“Are you Indonesia?”
Seorang pria menyapa dua wanita di salah satu sudut Pulau Sentosa, Singapura, dengan tatapan penuh harap. Kedua wanita itu sedang berbincang dalam bahasa Betawi.
“Yes, we are!” Spontan keduanya menjawab.
“Sama dong!”
Mereka sama-sama menyalahkan, “sudah tahu orang Indonesia, pakai bahasa Indonesia, masih nanya? Pakai bahasa Inggris pula!”
Lalu mereka padu, berdialog dalam bahasa yang sama, elo-gue. Mereka berjalan beriringan, bercerita, berkeluh kesah.
Belasan tahun berlalu. Perjalanan itu pun mengantarkan mereka ke kampung halamannya. Dan, mereka masih melanjutkan pembicaraan dengan bahasa, bukan bahasa ibu mereka. Juga dengan orang lain. Di lingkungan keluarga, pergaulan, tetangga, dan pekerjaan. Tak apa menggunakan bahasa Inggris ala Tukul di Empat Mata.
“Ini tuntutan globalisasi, bung!”
Nama perusahaan tempat mereka bekerja tidak terkesan mentereng kalau tidak ada embel-embel asing, meski akhirnya disingkat juga agar mudah diingat. Perusahaan besar yang dulu dipaksa Joop Ave, menteri Pariwisata era Soeharto, untuk menggunakan Bahasa akhirnya kembali lagi. Kalau tidak berganti nama, ia berganti pemilik. Nama asing, dan dimiliki orang asing.

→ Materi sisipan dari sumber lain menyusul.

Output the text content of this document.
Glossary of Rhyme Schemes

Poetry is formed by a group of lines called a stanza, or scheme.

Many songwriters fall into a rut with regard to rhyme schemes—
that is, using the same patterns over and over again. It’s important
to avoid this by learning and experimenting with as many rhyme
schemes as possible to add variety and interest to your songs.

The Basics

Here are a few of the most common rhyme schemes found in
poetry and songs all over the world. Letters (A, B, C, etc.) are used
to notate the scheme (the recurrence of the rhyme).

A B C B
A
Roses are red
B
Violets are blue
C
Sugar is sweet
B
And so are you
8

Bank-bank yang dulu membanggakan, kini telah milik asing. BCA, Danamon, Niaga, Lippo, BII, Panin, NISP.... Perusahaan telekomunikasi, Indosat, Telkomsel, Exelcomindo.... Perusahaan ritel juga, kecuali Grup Matahari. Usaha tambang, minyak dan gas, jangan ditanya. Negeri ini tengah menyiapkan menggelar karpet merah dalam bentuk aturan atau kebijakan bagi masuknya investasi asing.
Juga bidang-bidang lain, seperti manufaktur semen, tekstil dan produk tekstil. Serta jasa-jasa. Mulai dari perkapalan, teknologi informasi, dan di pasar modal. Ada kekompakan di antara orang-orang pemegang kebijakan dan stafnya, serta para wakil rakyat di DPR untuk ‘membiarkan’ dan menggelarkan karpet Istambul --UU Penanaman Modal, UU Perpajakan, dan UU Ketenagakerjaan, UU Migas, Minerba-- untuk tuan-tuan dari negeri seberang bisa ngerumpi asyik di beranda rumah sambil minum teh, kopi atau susu sambil mencicipi masakan khas Indonesia dan keramahtamahannya. Seolah rumah ini milik mereka, mereka yang atur.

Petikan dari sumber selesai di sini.